July 2009 log
Fixed condor configuration so that jobs can be suspended but not evicted for performance or priority reasons. Installed SuperB FastSim software temporarily, waiting on decision from Nick whether we will allow them permanent installation access.
July 23, 2009
MK -- Installed SuperB FastSim software on phedex node
- To temporarily allow SuperB folks to compile their code, installed software according to these instructions.
- Will revisit this permissions issue with Nick.
July 21, 2009
MK -- Garbage collection on WNs
- Added weekly garbage collection of directories on WNs inside /tmp as well as edited kickstart file for the same.
July 15, 2009
MK -- Tweaked condor configuration
- Condor jobs still getting evicted (suspension is OK - job stays in memory, so CMSSW jobs don't have to restart from 0 every time they're suspended), so tweaked condor configuration to:
PREEMPTION_REQUIREMENTS = False
NEGOTIATOR_CONSIDER_PREEMPTION = False
CLAIM_WORKLIFE = 300
WANT_SUSPEND = True
SUSPEND = ( (CpuBusyTime > 2 * $(MINUTE)) \
&& $(ActivationTimer) > 300 )
CONTINUE = $(CPUIdle) && ($(ActivityTimer) > 10)
PREEMPT = False
Initially set CLAIM_WORKLIFE to 1, but condor did weird stuff - number of running jobs and claimed slots fluctuated wildly.

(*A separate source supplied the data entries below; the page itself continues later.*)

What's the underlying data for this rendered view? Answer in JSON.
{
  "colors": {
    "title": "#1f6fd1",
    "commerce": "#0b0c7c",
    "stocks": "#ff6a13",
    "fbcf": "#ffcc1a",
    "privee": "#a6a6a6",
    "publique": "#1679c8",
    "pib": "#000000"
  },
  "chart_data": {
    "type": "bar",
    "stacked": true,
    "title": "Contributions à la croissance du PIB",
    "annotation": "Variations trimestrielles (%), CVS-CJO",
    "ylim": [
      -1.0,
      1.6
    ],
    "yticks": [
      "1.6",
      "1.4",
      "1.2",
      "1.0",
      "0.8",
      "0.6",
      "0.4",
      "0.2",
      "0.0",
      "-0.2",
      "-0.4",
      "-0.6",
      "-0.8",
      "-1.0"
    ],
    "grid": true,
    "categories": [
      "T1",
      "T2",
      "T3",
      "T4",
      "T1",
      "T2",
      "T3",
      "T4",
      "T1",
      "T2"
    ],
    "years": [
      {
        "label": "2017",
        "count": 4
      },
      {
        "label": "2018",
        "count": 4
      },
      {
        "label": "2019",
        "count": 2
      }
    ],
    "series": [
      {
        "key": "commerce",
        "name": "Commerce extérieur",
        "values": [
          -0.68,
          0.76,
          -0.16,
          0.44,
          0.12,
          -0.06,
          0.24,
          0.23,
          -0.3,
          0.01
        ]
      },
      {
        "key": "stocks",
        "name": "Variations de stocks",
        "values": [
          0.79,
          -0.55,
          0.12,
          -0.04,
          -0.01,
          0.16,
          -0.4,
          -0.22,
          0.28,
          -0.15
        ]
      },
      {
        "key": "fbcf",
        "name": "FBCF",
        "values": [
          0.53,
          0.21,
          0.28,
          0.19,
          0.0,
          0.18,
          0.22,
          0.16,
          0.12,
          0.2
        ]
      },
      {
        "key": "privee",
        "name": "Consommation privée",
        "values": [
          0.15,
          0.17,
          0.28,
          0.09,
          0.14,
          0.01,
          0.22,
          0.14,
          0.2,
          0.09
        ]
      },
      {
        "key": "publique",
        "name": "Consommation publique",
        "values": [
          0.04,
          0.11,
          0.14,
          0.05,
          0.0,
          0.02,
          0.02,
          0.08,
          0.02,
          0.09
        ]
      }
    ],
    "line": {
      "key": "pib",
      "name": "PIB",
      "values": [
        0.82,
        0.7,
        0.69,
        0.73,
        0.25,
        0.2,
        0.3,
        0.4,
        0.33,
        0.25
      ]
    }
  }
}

Suspect that jobs weren't actually starting and schedd was relinquishing claim before the job ran. Set to 300 and now jobs doing much more sensical stuff. schedd does seem to be relinquishing claim as load increases, but not at ludicrously low numbers. Restarted condor services a couple times and ran tests - latest jobs behaved well.
July 2, 2009
MT -- Removed CMSSW_3_1_0_pre7, installed CMSSW_3_1_0
July 1, 2009
MK -- Installed CRAB_2_6_0